As is typical of my behavior online, I haven't touched this blog in nearly two years. Shenanigans like these are probably why my personal website died off, if I had to speculate. I'll refrain from lying to you and making false promises about how I will write more frequently, etc. You don't need that.

This blog did something silly whilst I've been living my life and ignoring it. Evidently, my rant against NetSuite was used as source material against them for fraud and shitty business practices. I was actually contacted at one point to be alerted it might be used in a class-action lawsuit, although I never responded nor took the time to validate this.

The last two years of my life have been pretty good. In September of 2008, Lily and I moved into the track home we built with McMillin. I did a bunch of customizations like adding a patio, kitchen island, upgrading my counters to granite, pre-wiring surround sound and CAT-6 gigabit, and a built-in entertainment cabinet. I have some minor issues with the build quality (there's some A/C vents skewed, and I had to get some tiles re-glued in my kitchen) but overall I'm quite happy with the house. Ultimately, the maintenance is irrelevant when I remind myself that I bought a home at 23, and have never missed a payment. Ex-girlfriends and enemies of my high school days: suck it.

2009 kinda whizzed past for me, as I was pretty heavily involved in my work and wakeboarding. Through a coworker, I met this guy Alex who is an amazing wakeboarder, and also happens to be the business development manager for Topless Blonde Ale. In late 2009, Lily went to Mercy Ministries for 6 months. Without getting into the theological/ideological issues, I'd like to simply state that she seems to have grown up quite a bit in the program, and that has been a good thing for us.

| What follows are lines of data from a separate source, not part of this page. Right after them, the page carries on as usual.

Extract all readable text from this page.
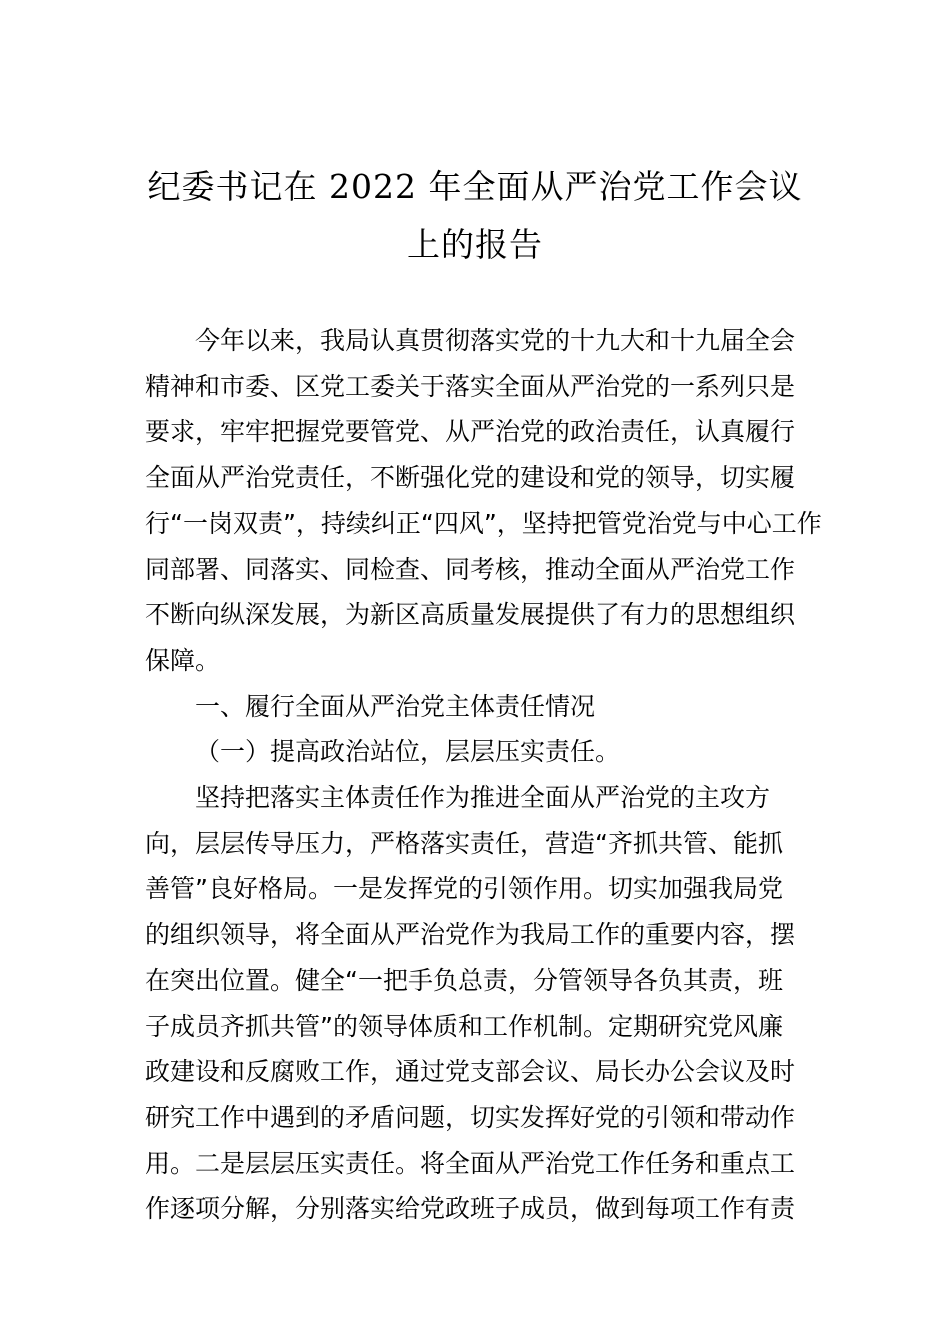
纪委书记在 2022 年全面从严治党工作会议
上的报告
今年以来，我局认真贯彻落实党的十九大和十九届全会
精神和市委、区党工委关于落实全面从严治党的一系列只是
要求，牢牢把握党要管党、从严治党的政治责任，认真履行
全面从严治党责任，不断强化党的建设和党的领导，切实履
行“一岗双责”，持续纠正“四风”，坚持把管党治党与中心工作
同部署、同落实、同检查、同考核，推动全面从严治党工作
不断向纵深发展，为新区高质量发展提供了有力的思想组织
保障。
一、履行全面从严治党主体责任情况
（一）提高政治站位，层层压实责任。
坚持把落实主体责任作为推进全面从严治党的主攻方
向，层层传导压力，严格落实责任，营造“齐抓共管、能抓
善管”良好格局。一是发挥党的引领作用。切实加强我局党
的组织领导，将全面从严治党作为我局工作的重要内容，摆
在突出位置。健全“一把手负总责，分管领导各负其责，班
子成员齐抓共管”的领导体质和工作机制。定期研究党风廉
政建设和反腐败工作，通过党支部会议、局长办公会议及时
研究工作中遇到的矛盾问题，切实发挥好党的引领和带动作
用。二是层层压实责任。将全面从严治党工作任务和重点工
作逐项分解，分别落实给党政班子成员，做到每项工作有责
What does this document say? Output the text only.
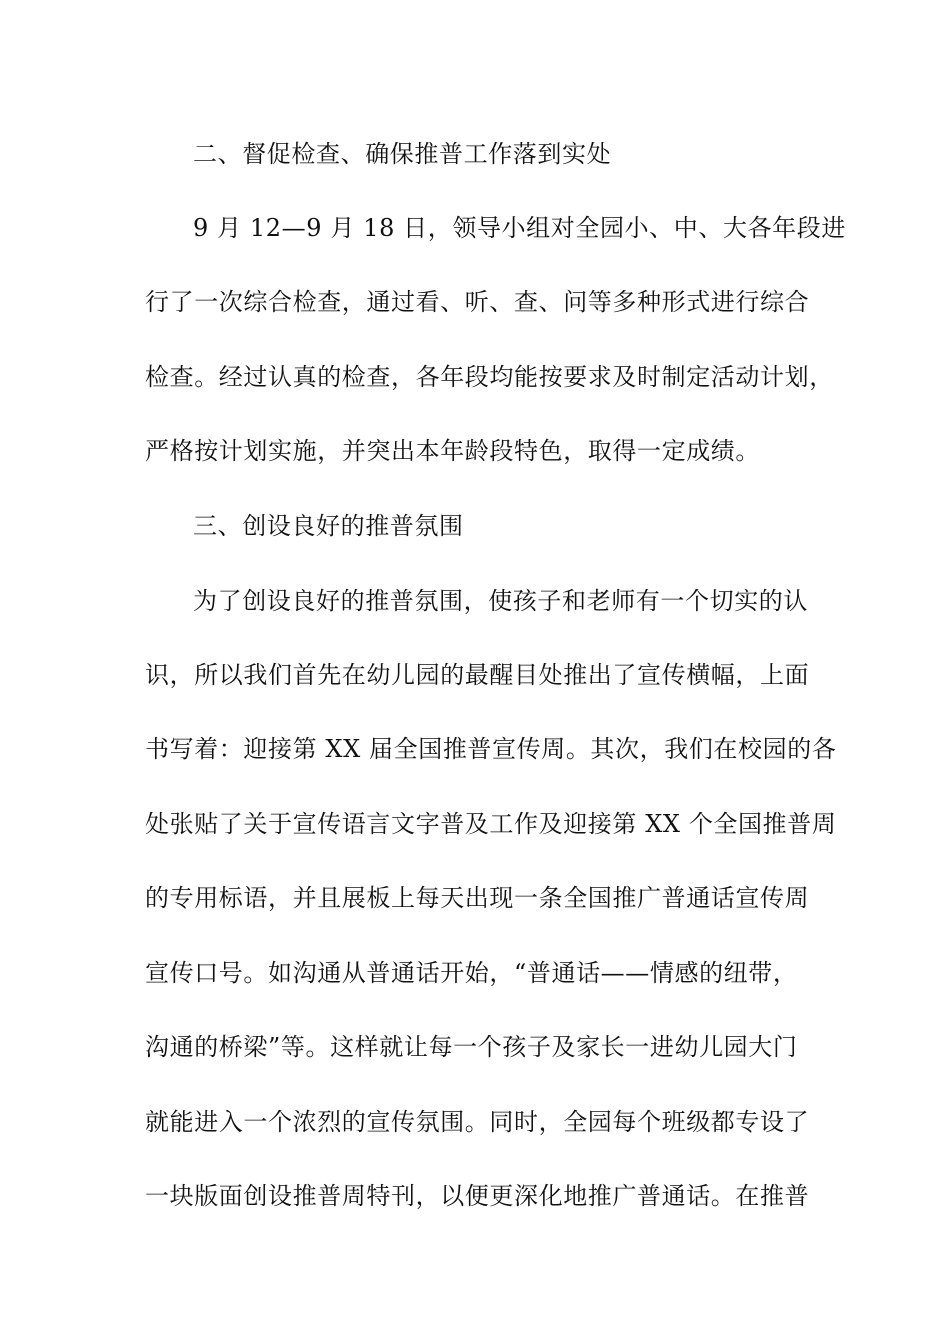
二、督促检查、确保推普工作落到实处
9 月 12—9 月 18 日，领导小组对全园小、中、大各年段进
行了一次综合检查，通过看、听、查、问等多种形式进行综合
检查。经过认真的检查，各年段均能按要求及时制定活动计划，
严格按计划实施，并突出本年龄段特色，取得一定成绩。
三、创设良好的推普氛围
为了创设良好的推普氛围，使孩子和老师有一个切实的认
识，所以我们首先在幼儿园的最醒目处推出了宣传横幅，上面
书写着：迎接第 XX 届全国推普宣传周。其次，我们在校园的各
处张贴了关于宣传语言文字普及工作及迎接第 XX 个全国推普周
的专用标语，并且展板上每天出现一条全国推广普通话宣传周
宣传口号。如沟通从普通话开始，“普通话——情感的纽带，
沟通的桥梁”等。这样就让每一个孩子及家长一进幼儿园大门
就能进入一个浓烈的宣传氛围。同时，全园每个班级都专设了
一块版面创设推普周特刊，以便更深化地推广普通话。在推普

While working at Ramsgate/ProGauge, I've been given tremendous room to innovate. Rather than just sticking to what I know (Java, PHP + MySQL, C#), I've been able to expand to working with ActionScript, PostgreSQL, jQuery + jQueryUI, and recently took up an interest in playing with Node.js. Since I started in 2008, I've been building an analytical tool called ProGauge Prime, which is my primary work. Sometime in 2009, Dustin and Brent joined on. As a team, we created a new piece of technology called an ICP (which we apparently do a terrible job of marketing, because I cannot find anything about it on our own site). Actually, this article on ProSoft's website does a pretty good job of depicting our integration with PXP, although it grossly overstates ProSoft's involvement (they sold 3 radios, we engineered and actively monitor the entire SCADA system).

I'm going to close this elongated status update with a piece of advice, since information about programming was pretty scarce when I was a kid. For those aspiring coders/hackers/"software engineers": do not overlook the energy or automation industries. They are in immense need of philosophical and technological modernization. Some examples: closed, proprietary protocol, closed, proprietary protocol, grossly-overpriced archaic technology, bloatware, grossly-overpriced archaic technology, grossly-overpriced behemoth software.